Personal pension plans should be focused on the long-term nature of their objective (retirement savings), avoiding the traps of the short-term horizon. They should be based on a simple framework, allowing for reduced cost structures and be managed using robust and modern risk management tools. They should rely on clear and transparent governance structures and provide full transparency to its members.

A well designed and structured 3rd pillar market could also play an important role in the EU economy by assuring a focus on long-term investments and, thus, fostering sustainable growth.

Importance of personal pensions

The pressure on public finances with the consequent challenges on the level of state pensions and the fact that occupational pensions continue to have a reduced level of coverage in many Member States shifts the responsibility to individuals to save for a pensions income through individual pension arrangements.

Among the different consumers of financial services, I would call personal pension plan holders the most vulnerable consumer group. Choosing a pension is a critical financial decision for consumers: personal pension products are characterised by the fact that their explicit aim is to provide their holders with the means to live after retirement. This specific aim sets pension products apart from ‘regular’ financial products. The fact that most personal pension products can be bought on a voluntary basis implies that a consumer has a personal responsibility in providing part of his retirement income.

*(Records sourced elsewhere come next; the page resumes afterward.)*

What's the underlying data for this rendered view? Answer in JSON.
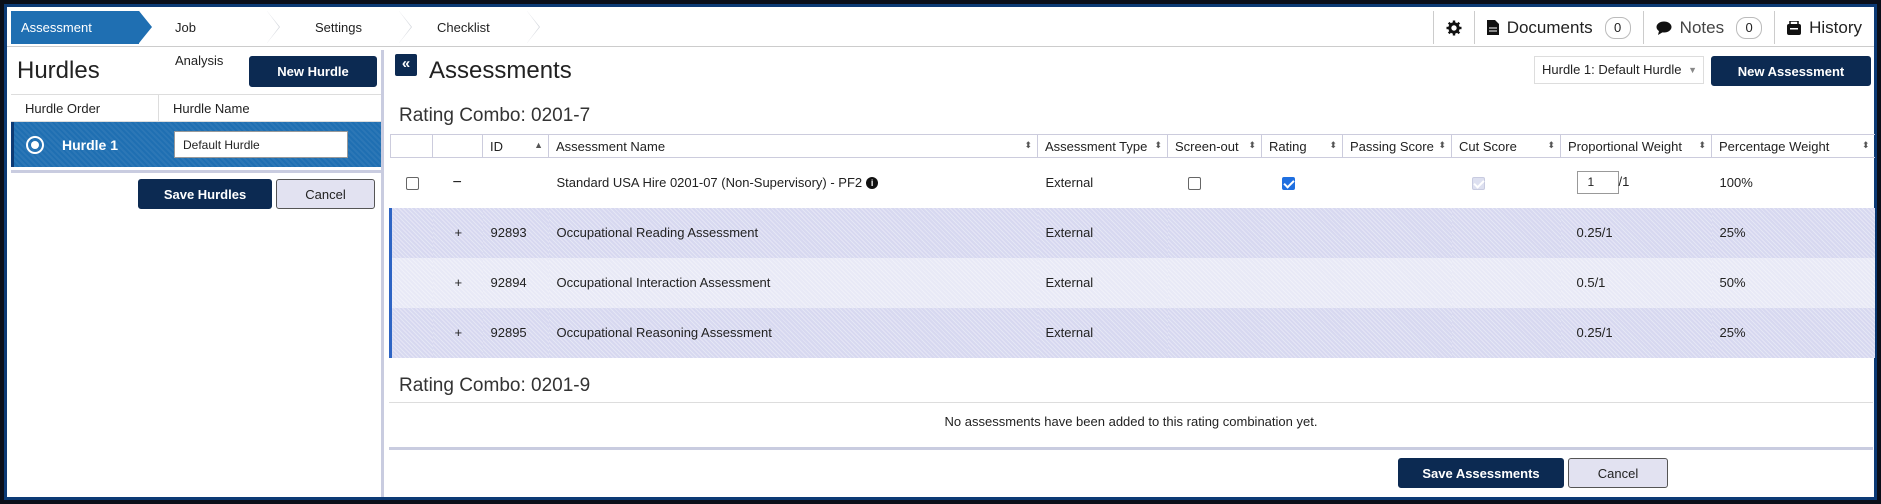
{
  "nav": {
    "steps": [
      "Assessment Plan",
      "Job Analysis",
      "Settings",
      "Checklist"
    ],
    "settings_icon": "gear-icon",
    "documents_label": "Documents",
    "documents_count": "0",
    "notes_label": "Notes",
    "notes_count": "0",
    "history_label": "History"
  },
  "hurdles": {
    "title": "Hurdles",
    "new_button": "New Hurdle",
    "col_order": "Hurdle Order",
    "col_name": "Hurdle Name",
    "row": {
      "order": "Hurdle 1",
      "name": "Default Hurdle"
    },
    "save_button": "Save Hurdles",
    "cancel_button": "Cancel"
  },
  "assessments": {
    "title": "Assessments",
    "collapse_icon": "«",
    "hurdle_select": "Hurdle 1: Default Hurdle",
    "new_button": "New Assessment",
    "combo1_title": "Rating Combo: 0201-7",
    "combo2_title": "Rating Combo: 0201-9",
    "columns": [
      "ID",
      "Assessment Name",
      "Assessment Type",
      "Screen-out",
      "Rating",
      "Passing Score",
      "Cut Score",
      "Proportional Weight",
      "Percentage Weight"
    ],
    "main_row": {
      "name": "Standard USA Hire 0201-07 (Non-Supervisory) - PF2",
      "type": "External",
      "screen_out": false,
      "rating": true,
      "cut_score": true,
      "weight_value": "1",
      "weight_suffix": "/1",
      "percentage": "100%",
      "toggle": "−"
    },
    "sub_rows": [
      {
        "toggle": "+",
        "id": "92893",
        "name": "Occupational Reading Assessment",
        "type": "External",
        "weight": "0.25/1",
        "percentage": "25%"
      },
      {
        "toggle": "+",
        "id": "92894",
        "name": "Occupational Interaction Assessment",
        "type": "External",
        "weight": "0.5/1",
        "percentage": "50%"
      },
      {
        "toggle": "+",
        "id": "92895",
        "name": "Occupational Reasoning Assessment",
        "type": "External",
        "weight": "0.25/1",
        "percentage": "25%"
      }
    ],
    "empty_message": "No assessments have been added to this rating combination yet.",
    "save_button": "Save Assessments",
    "cancel_button": "Cancel"
  },
  "colors": {
    "accent": "#1f6fb2",
    "dark_button": "#0c2a52",
    "row_highlight": "#d7d8f0"
  }
}
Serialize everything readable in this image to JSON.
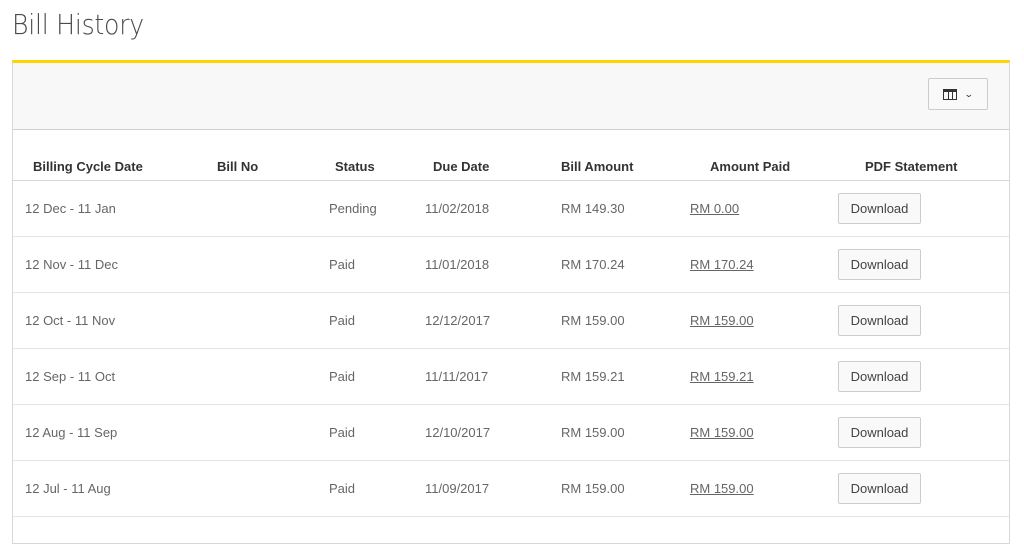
{
  "page": {
    "title": "Bill History"
  },
  "toolbar": {
    "columns_button_icon": "columns-icon",
    "columns_chevron_icon": "chevron-down-icon",
    "chevron_glyph": "⌄"
  },
  "colors": {
    "accent": "#ffd400",
    "toolbar_bg": "#f8f8f8"
  },
  "table": {
    "headers": [
      "Billing Cycle Date",
      "Bill No",
      "Status",
      "Due Date",
      "Bill Amount",
      "Amount Paid",
      "PDF Statement"
    ],
    "rows": [
      {
        "cycle": "12 Dec - 11 Jan",
        "bill_no": "",
        "status": "Pending",
        "due_date": "11/02/2018",
        "bill_amount": "RM 149.30",
        "amount_paid": "RM 0.00",
        "pdf": "Download"
      },
      {
        "cycle": "12 Nov - 11 Dec",
        "bill_no": "",
        "status": "Paid",
        "due_date": "11/01/2018",
        "bill_amount": "RM 170.24",
        "amount_paid": "RM 170.24",
        "pdf": "Download"
      },
      {
        "cycle": "12 Oct - 11 Nov",
        "bill_no": "",
        "status": "Paid",
        "due_date": "12/12/2017",
        "bill_amount": "RM 159.00",
        "amount_paid": "RM 159.00",
        "pdf": "Download"
      },
      {
        "cycle": "12 Sep - 11 Oct",
        "bill_no": "",
        "status": "Paid",
        "due_date": "11/11/2017",
        "bill_amount": "RM 159.21",
        "amount_paid": "RM 159.21",
        "pdf": "Download"
      },
      {
        "cycle": "12 Aug - 11 Sep",
        "bill_no": "",
        "status": "Paid",
        "due_date": "12/10/2017",
        "bill_amount": "RM 159.00",
        "amount_paid": "RM 159.00",
        "pdf": "Download"
      },
      {
        "cycle": "12 Jul - 11 Aug",
        "bill_no": "",
        "status": "Paid",
        "due_date": "11/09/2017",
        "bill_amount": "RM 159.00",
        "amount_paid": "RM 159.00",
        "pdf": "Download"
      }
    ]
  }
}
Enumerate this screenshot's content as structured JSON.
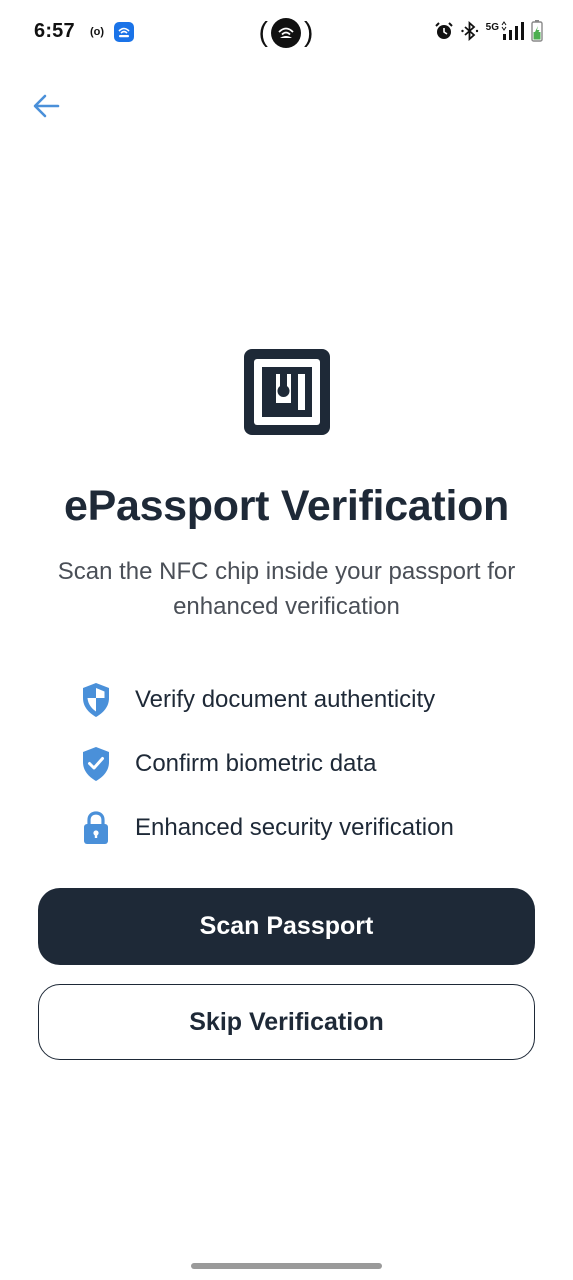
{
  "status_bar": {
    "time": "6:57",
    "radio_label": "(o)",
    "network_label": "5G",
    "icons": [
      "radio-icon",
      "app-notification-icon",
      "hotspot-icon",
      "alarm-icon",
      "bluetooth-icon",
      "signal-icon",
      "battery-icon"
    ]
  },
  "navigation": {
    "back_icon": "arrow-left-icon"
  },
  "hero": {
    "icon": "nfc-icon",
    "title": "ePassport Verification",
    "subtitle": "Scan the NFC chip inside your passport for enhanced verification"
  },
  "features": [
    {
      "icon": "shield-half-icon",
      "label": "Verify document authenticity"
    },
    {
      "icon": "shield-check-icon",
      "label": "Confirm biometric data"
    },
    {
      "icon": "lock-icon",
      "label": "Enhanced security verification"
    }
  ],
  "actions": {
    "primary_label": "Scan Passport",
    "secondary_label": "Skip Verification"
  },
  "colors": {
    "primary": "#1e2937",
    "accent": "#4a90d9",
    "background": "#ffffff"
  }
}
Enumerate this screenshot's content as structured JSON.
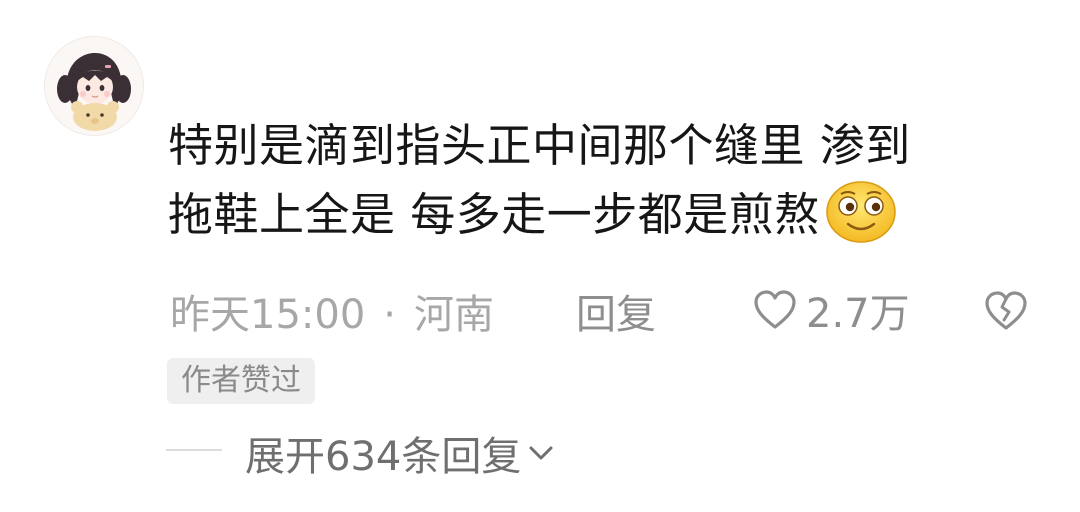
{
  "avatar": {
    "icon": "avatar-girl-with-bear"
  },
  "comment": {
    "line1": "特别是滴到指头正中间那个缝里 渗到",
    "line2": "拖鞋上全是 每多走一步都是煎熬",
    "emoji": "smiling-face-emoji"
  },
  "meta": {
    "time": "昨天15:00",
    "separator": "·",
    "location": "河南",
    "reply_label": "回复",
    "like_count": "2.7万",
    "like_icon": "heart-outline-icon",
    "dislike_icon": "broken-heart-icon"
  },
  "badge": {
    "label": "作者赞过"
  },
  "expand": {
    "label": "展开634条回复",
    "icon": "chevron-down-icon"
  },
  "colors": {
    "text_primary": "#161616",
    "text_meta": "#a7a7a7",
    "text_action": "#8e8e8e",
    "badge_bg": "#efefef"
  }
}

This calls for particular care on the information to be provided to consumers. In this context I would like to mention EIOPA’s Report on Good Practices relating to the provision of information for Defined Contribution schemes that we issued in February this year. We call this publication the “Max Report” because the hero of our report, called Max, is an average citizen who has limited time and motivation to be involved in long-term retirement planning, does not like complexity, tries to reduce it and often uses rules of thumb to process information quickly. So as EIOPA’s Max-report has shown, consumers are not ‘homo economicus’. The fact that pension products, both occupational and personal, are difficult to understand by nature requires that providers of personal pension products only offer products that are ‘fit for purpose’.

EIOPA’s aim is to advise on an EU-wide legislative framework that would enable all parties to fulfil their respective responsibilities. Creating a single market in the field of personal pensions is essential in that respect.

EU cross-border products

In its White Paper on pensions, the European Commission committed itself to raise the quality of third-pillar retirement products and improving consumer information and protection standards possibly with an EU certification scheme for such products. Over the past few years, personal pension plan holders have been confronted with products that did not deliver the results needed to provide for an adequate standard of living after retirement. In those cases where this was caused by product characteristics, action is needed. EIOPA will therefore put great effort into delivering advice on the characteristics a personal pension plan should and, perhaps more importantly, should not have.

As you may have read in our Discussion paper, product regulation EU-wide is fragmented. Some countries leave it up to providers to develop products, with supervisors supervising ‘along the way’. In other countries, a product has to be approved before it can be marketed. EIOPA has not yet reached definitive conclusions with regard to what characteristics a personal pension product should have. We are convinced, however, that a product should be understandable, fair and that charges should not be disproportionate. Pension products should instil confidence in consumers to buy it; be it in their own country or in another Member State.